Circuit Breaker Panel Breakdown

See What Connects Inside a Circuit Breaker Panel

If you're like most people, an electric circuit breaker panel can be a scary thing. What lurks behind its metal cover plate? Removing the screws that hold the cover in place will reveal the inner parts of the panel, but be very careful as the contents are live and the dangers are real.

Circuit breaker panels have all but replaced the electrical feeds of homes, replacing the outdated fuse panels of yesterday. In their day, fuse panels worked wonderfully, that is until we started running more...MORE and more on the electrical service tat we had. Fuses just screwed into fuse sockets to connect and were unscrewed to disconnect. Circuit breakers use a very different method, using a switch of sorts called a circuit breaker. Some circuit breakers control 120-volt circuits, while others are double pole breakers that control 240-volt circuitry that can be used for things like electric dryers, electric ranges, and electric water heaters.

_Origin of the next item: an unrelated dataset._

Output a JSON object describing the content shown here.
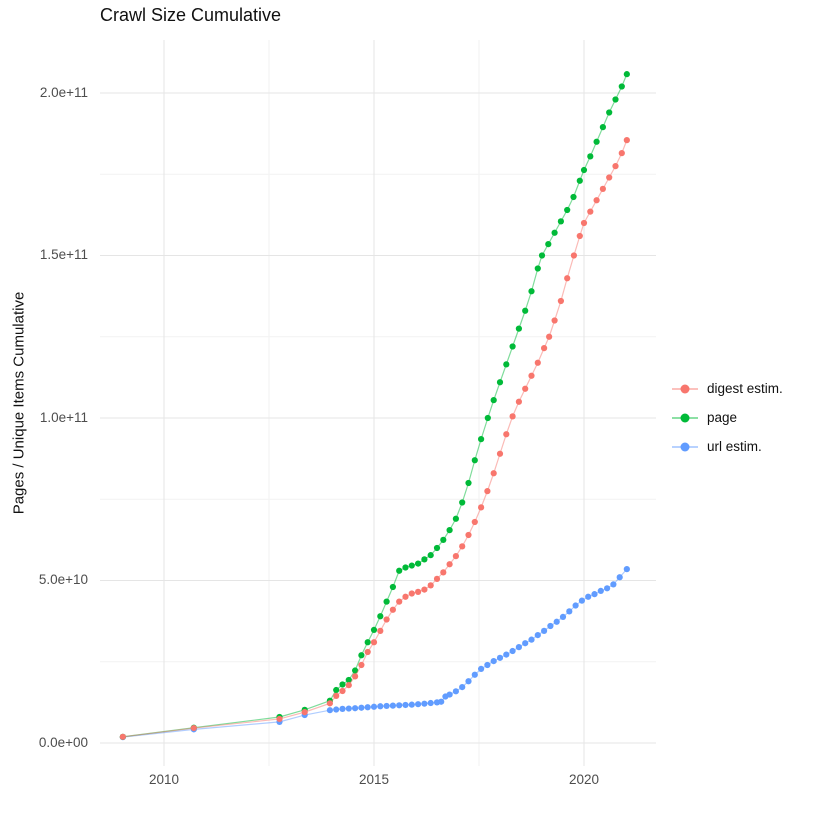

Among the different circuit breakers, you will have a main circuit breaker that powers the whole electrical panel, usually a 100-amp or 200-amp main breaker.This circuit breaker either turns the whole electrical panel on or off.

Ten there is the GFCI circuit breaker that protects you, especially in wet areas in and around the home. This includes bathrooms, kitchens, garages, basements, and outdoors. Because they trip when trouble is sensed, it makes this device a life saver!


Take a look at what can be installed in a circuit breaker panel and how each of these things has a specific role to play. Your electrical panel controls the distribution of electricity throughout your home. There are specific devices that must be used in order for your circuitry to work safely and properly. Knowing what sized breaker to use, what type, and how to control them will get you on your way to understanding electrical circuit breaker panels.

As far as whether a fuse or circuit breaker is better, each ha its own reason why it is better, but the simple fact of the matter is that either one is equally as effective at protecting the circuit connected to it. Because a circuit breaker can be reset after it trips, unlike a blown fuse, it means not having to replace circuit breakers like you have to with fuses. Once they have blown they are no longer a working item and are discarded. Unless a circuit breaker becomes defective and is unable to reset, you should be able to have circuit trips and be able to reset it many times before it becomes a defective circuit breaker. My choice is the circuit breaker for powering the home.